- Film poster
- Directed by: Stanley Nelson Jr.
- Written by: Stanley Nelson Jr.
- Produced by: Stanley Nelson Jr. Cyndee Readdean
- Edited by: Aljernon Tunsil
- Production company: Firelight Films
- Release date: January 17, 2014 (Sundance Film Festival);
- Running time: 113 minutes
- Country: United States
- Language: English

= Freedom Summer (film) =

2014 documentary film directed by Stanley Nelson Jr.

Freedom Summer is a 2014 American documentary film, written, produced and directed by Stanley Nelson Jr. The film had its world premiere at 2014 Sundance Film Festival on January 17, 2014.

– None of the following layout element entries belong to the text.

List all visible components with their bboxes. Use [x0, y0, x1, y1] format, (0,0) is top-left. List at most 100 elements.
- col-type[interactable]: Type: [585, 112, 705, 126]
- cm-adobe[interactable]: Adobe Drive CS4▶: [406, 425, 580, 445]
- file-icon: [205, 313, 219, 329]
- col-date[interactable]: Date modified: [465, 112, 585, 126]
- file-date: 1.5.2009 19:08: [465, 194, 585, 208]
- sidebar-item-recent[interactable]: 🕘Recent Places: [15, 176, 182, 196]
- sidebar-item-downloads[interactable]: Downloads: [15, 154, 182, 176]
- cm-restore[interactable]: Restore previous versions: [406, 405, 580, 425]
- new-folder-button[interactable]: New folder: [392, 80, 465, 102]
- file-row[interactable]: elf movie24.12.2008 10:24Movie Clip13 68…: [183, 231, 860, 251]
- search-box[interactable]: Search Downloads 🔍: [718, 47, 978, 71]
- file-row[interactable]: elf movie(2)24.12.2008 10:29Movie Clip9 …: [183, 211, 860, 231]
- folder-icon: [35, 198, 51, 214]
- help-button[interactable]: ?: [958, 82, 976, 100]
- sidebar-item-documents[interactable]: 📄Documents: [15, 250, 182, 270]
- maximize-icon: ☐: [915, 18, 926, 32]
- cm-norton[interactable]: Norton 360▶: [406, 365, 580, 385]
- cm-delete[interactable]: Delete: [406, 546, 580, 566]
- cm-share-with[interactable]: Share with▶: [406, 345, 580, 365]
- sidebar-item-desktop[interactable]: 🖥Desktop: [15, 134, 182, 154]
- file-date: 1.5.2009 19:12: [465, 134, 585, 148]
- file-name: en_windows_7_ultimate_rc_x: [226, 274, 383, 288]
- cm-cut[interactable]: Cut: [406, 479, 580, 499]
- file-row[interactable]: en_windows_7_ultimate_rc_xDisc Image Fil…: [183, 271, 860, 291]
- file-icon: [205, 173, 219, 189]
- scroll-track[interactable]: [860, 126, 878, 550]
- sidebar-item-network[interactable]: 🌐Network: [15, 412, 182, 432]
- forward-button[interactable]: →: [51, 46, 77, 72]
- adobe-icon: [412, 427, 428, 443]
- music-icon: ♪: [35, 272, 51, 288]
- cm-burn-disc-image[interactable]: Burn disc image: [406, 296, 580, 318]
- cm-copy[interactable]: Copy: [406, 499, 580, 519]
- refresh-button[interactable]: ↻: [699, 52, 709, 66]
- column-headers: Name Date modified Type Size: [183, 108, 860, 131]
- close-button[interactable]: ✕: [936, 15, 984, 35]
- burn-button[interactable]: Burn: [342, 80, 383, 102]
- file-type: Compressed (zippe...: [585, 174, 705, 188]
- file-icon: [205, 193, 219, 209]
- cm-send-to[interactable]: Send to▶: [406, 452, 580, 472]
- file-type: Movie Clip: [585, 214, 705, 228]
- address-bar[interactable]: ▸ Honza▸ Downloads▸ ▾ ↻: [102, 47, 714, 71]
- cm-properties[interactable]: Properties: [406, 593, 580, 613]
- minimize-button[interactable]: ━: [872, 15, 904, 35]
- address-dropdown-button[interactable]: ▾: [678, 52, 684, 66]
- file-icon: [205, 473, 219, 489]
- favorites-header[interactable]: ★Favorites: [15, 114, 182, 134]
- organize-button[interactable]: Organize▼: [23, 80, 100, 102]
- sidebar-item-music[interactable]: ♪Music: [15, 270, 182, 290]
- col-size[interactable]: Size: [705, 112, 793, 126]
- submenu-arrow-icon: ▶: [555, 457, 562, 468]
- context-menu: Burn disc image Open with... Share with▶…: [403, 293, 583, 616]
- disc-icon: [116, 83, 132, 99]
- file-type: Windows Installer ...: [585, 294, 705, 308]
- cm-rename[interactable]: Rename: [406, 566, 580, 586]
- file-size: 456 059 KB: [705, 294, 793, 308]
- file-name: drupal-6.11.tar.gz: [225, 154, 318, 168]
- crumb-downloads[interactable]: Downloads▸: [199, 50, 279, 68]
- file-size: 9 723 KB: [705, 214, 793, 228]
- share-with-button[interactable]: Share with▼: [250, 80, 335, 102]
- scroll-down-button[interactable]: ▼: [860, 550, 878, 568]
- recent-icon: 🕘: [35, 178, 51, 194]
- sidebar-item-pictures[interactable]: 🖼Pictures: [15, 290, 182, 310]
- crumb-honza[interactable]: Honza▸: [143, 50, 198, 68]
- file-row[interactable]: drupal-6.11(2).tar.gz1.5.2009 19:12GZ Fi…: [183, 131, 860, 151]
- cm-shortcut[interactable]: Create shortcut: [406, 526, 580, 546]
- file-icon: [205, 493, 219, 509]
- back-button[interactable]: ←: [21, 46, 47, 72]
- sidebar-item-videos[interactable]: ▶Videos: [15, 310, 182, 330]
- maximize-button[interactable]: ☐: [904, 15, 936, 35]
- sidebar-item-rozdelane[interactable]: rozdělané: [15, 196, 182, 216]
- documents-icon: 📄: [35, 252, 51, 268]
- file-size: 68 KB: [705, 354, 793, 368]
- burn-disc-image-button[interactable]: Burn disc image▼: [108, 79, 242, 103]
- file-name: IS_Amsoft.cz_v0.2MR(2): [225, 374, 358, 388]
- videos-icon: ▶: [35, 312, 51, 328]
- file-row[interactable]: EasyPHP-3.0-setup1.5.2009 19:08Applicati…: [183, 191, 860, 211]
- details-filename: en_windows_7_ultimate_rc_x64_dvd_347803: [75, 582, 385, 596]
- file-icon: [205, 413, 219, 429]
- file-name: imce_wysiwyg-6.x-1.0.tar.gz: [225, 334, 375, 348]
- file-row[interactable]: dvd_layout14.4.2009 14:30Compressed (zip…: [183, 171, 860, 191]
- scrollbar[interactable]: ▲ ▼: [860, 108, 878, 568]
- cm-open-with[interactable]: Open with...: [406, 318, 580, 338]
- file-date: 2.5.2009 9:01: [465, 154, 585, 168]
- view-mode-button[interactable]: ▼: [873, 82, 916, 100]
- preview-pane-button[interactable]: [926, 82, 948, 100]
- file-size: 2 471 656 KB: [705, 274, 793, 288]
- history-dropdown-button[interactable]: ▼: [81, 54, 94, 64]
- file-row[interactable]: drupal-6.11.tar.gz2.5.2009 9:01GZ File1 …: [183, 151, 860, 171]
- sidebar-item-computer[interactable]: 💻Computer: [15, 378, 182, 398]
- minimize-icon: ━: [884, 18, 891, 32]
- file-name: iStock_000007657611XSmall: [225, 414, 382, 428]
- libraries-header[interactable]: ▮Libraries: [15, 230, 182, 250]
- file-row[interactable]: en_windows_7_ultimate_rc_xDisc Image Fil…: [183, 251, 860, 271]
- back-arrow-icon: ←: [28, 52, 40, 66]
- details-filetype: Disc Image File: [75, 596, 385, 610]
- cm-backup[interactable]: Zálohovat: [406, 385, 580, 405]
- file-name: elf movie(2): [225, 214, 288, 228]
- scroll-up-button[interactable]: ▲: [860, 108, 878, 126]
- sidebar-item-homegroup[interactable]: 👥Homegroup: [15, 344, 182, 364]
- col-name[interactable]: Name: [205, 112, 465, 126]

It won the Best Documentary award at 2014 Pan African Film Festival. The film had its U.S. television premiere at PBS on June 24, 2014.

==Synopsis==
The film narrates the events of the 1964 Mississippi Freedom Summer, when more than 700 student activists took segregated Mississippi by storm to resist the systematic exclusion of African Americans from the political process. Bob Moses of the Student Nonviolent Coordinating Committee developed a campaign to bring a thousand volunteers to canvassed for voter registration, creating freedom schools and establishing the Mississippi Freedom Democratic Party.

==Reception==
Freedom Summer received positive reviews from critics. Rob Nelson of Variety, said in his review that "A well-shaped and powerful reminder of a time in recent American history when white supremacy was decisively and courageously undercut." Duane Byrge in his review for The Hollywood Reporter praised the film by saying that "veteran filmmaker Stanley Nelson has crafted a searing portrait of those violent, racist times. Intelligently composed and powerfully driven, Freedom Summer is a stirring historical document. It would seem an essential addition for any university library." Dawn Baumgartner Vaughan of Herald Sun, about the film said that ""Freedom Summer," for those who were born after 1964, brings home a time when wanting to vote meant threats of death on one extreme end, and losing your job on the other. It's a reminder why any new restrictions on voting, in particular those that impact African-American voters, are worth close scrutiny."